Sulla prima ipotesi c’è un consenso globale. Sulla seconda decisamente più scarso.

Alla fine del libro, Palmisano scrive una scarna filmo-bibliografia che egli stesso definisce piccola. È oggettivamente breve, per un testo come il suo. Ma non si tratta del classico elenco di fonti da cui l’autore ha attinto nozioni poi rielaborate, o concetti fondamentali della materia. Piuttosto di una lista di letture e visioni consigliate, per così dire.

Egli non basa la sua scrittura solo sui dati forniti da fonti scritte, documentali, visive o altro. Si affida, in prevalenza, a quello che i suoi occhi hanno visto e le orecchie sentito. Per le cui informazioni, solo in un secondo momento, cerca i riscontri oggettivi.

Una scrittura, la sua, che non scivola come un guanto lungo il palmo e il dorso di una mano, no. Piuttosto appare come una grattugia che lacera la buccia agra di un agrume o l’interno dolce di un formaggio.

È una narrazione che colpisce la sua, un racconto vero, quello di chi vive un luogo marcio dentro e non vuol fingere che così non sia. Cosa che accade spesso, purtroppo. Lo abbiamo visto tante volte e per tanti luoghi d’Italia. Nessuno vuole accettare di vivere in un luogo “mafioso”, pervaso e invaso, intriso di malavita e criminalità organizzata, corruzione, collusione… È un’etichetta che nessuno accetta di veder cucita addosso alla propria casa.

Palmisano è un sociologo. Osserva la realtà che lo circonda non da semplice cittadino ma secondo indicazioni e regole che insegna la sociologia e che sono simili o in comune a quelle dell’antropologia e che diventano metodo.

Osservare la realtà che ci circonda, le persone, le azioni, le parole, i silenzi, le relazioni. Ma, determinante per la riuscita di un’indagine, una ricerca sul campo, un’inchiesta… si rivela essere il non fermarsi mai dinanzi all’ovvio. Andare oltre deve diventare una sorta di imperativo categorico.
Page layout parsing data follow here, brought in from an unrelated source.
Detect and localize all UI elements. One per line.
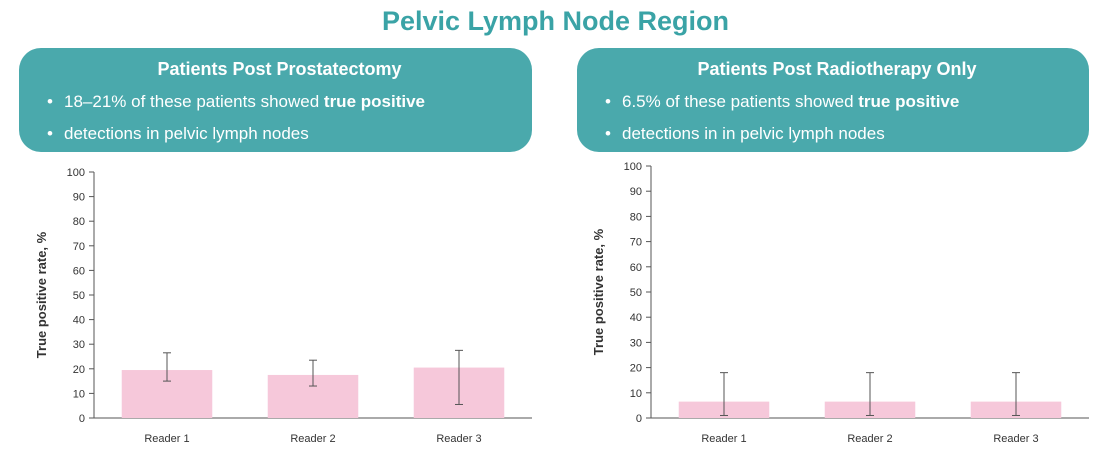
bar-chart-svg: 0 10 20 30 40 50 60 70 80 90 100 True positive rate…	[34, 167, 532, 445]
y-axis-label: True positive rate, %	[34, 231, 49, 358]
x-tick-label: Reader 3	[993, 433, 1038, 445]
bullet-text: detections in pelvic lymph nodes	[64, 124, 309, 143]
y-tick-label: 80	[630, 211, 642, 223]
y-axis-label: True positive rate, %	[591, 228, 606, 355]
y-tick-label: 100	[67, 167, 85, 179]
y-tick-label: 80	[73, 216, 85, 228]
y-tick-label: 10	[73, 388, 85, 400]
callout-heading: Patients Post Radiotherapy Only	[697, 59, 977, 79]
y-tick-label: 30	[73, 339, 85, 351]
y-tick-label: 60	[73, 265, 85, 277]
bullet-text: detections in in pelvic lymph nodes	[622, 124, 885, 143]
callout-bullet-continuation: detections in pelvic lymph nodes	[47, 118, 512, 150]
bullet-text: 6.5% of these patients showed	[622, 92, 859, 111]
y-tick-label: 10	[630, 388, 642, 400]
callout-box-prostatectomy: Patients Post Prostatectomy 18–21% of th…	[19, 48, 532, 152]
y-tick-label: 60	[630, 262, 642, 274]
y-tick-label: 20	[73, 364, 85, 376]
y-tick-label: 50	[630, 287, 642, 299]
chart-prostatectomy: 0 10 20 30 40 50 60 70 80 90 100 True positive rate…	[20, 158, 540, 469]
bullet-bold-text: true positive	[858, 92, 960, 111]
x-tick-label: Reader 2	[847, 433, 892, 445]
x-tick-label: Reader 1	[701, 433, 746, 445]
y-tick-label: 100	[624, 161, 642, 173]
y-tick-label: 70	[73, 241, 85, 253]
y-tick-label: 0	[79, 413, 85, 425]
callout-bullet-continuation: detections in in pelvic lymph nodes	[605, 118, 1069, 150]
bullet-text: 18–21% of these patients showed	[64, 92, 324, 111]
x-tick-label: Reader 1	[144, 433, 189, 445]
y-tick-label: 50	[73, 290, 85, 302]
x-tick-label: Reader 3	[436, 433, 481, 445]
y-tick-label: 90	[630, 186, 642, 198]
y-tick-label: 0	[636, 413, 642, 425]
y-tick-label: 90	[73, 192, 85, 204]
y-tick-label: 30	[630, 337, 642, 349]
bullet-bold-text: true positive	[323, 92, 425, 111]
y-tick-label: 70	[630, 237, 642, 249]
page-title: Pelvic Lymph Node Region	[381, 6, 730, 36]
chart-radiotherapy: 0 10 20 30 40 50 60 70 80 90 100 True positive rate…	[577, 158, 1097, 469]
callout-box-radiotherapy: Patients Post Radiotherapy Only 6.5% of …	[577, 48, 1089, 152]
callout-heading: Patients Post Prostatectomy	[157, 59, 402, 79]
y-tick-label: 40	[73, 315, 85, 327]
callout-bullet: 6.5% of these patients showed true posit…	[605, 86, 1069, 118]
x-tick-label: Reader 2	[290, 433, 335, 445]
bar-chart-svg: 0 10 20 30 40 50 60 70 80 90 100 True positive rate…	[591, 161, 1089, 445]
y-tick-label: 40	[630, 312, 642, 324]
y-tick-label: 20	[630, 363, 642, 375]
callout-bullet: 18–21% of these patients showed true pos…	[47, 86, 512, 118]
Ed è proprio una ricerca sul campo, quella condotta dall’autore, portata avanti con conoscenza, competenza e metodo in un “campo” che è anche la sua casa.

A settembre 2018 Leonardo Palmisano riceve minacce di morte, pervenutegli tramite il suo profilo Facebook da parte di soggetti che si sono serviti di profili social risultati poi fake.
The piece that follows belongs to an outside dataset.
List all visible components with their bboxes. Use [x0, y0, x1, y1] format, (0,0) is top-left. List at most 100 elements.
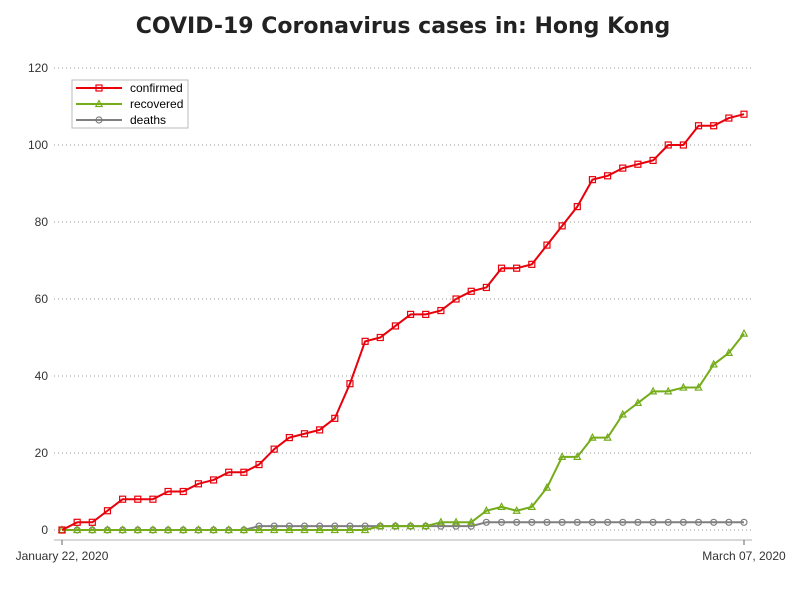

In quei giorni Palmisano aveva firmato diversi articoli, apparsi sul Corriere del mezzogiorno, sui legami tra la mafia garganica e quella nigeriana circa la gestione degli affari illeciti del Nord della Puglia, soprattutto all’interno del ghetto di Borgo Mezzanone. Palmisano è anche Premio Livatino contro le mafie e Colomba d’oro per la Pace.

Il coraggio di andare oltre, di andare avanti, sempre.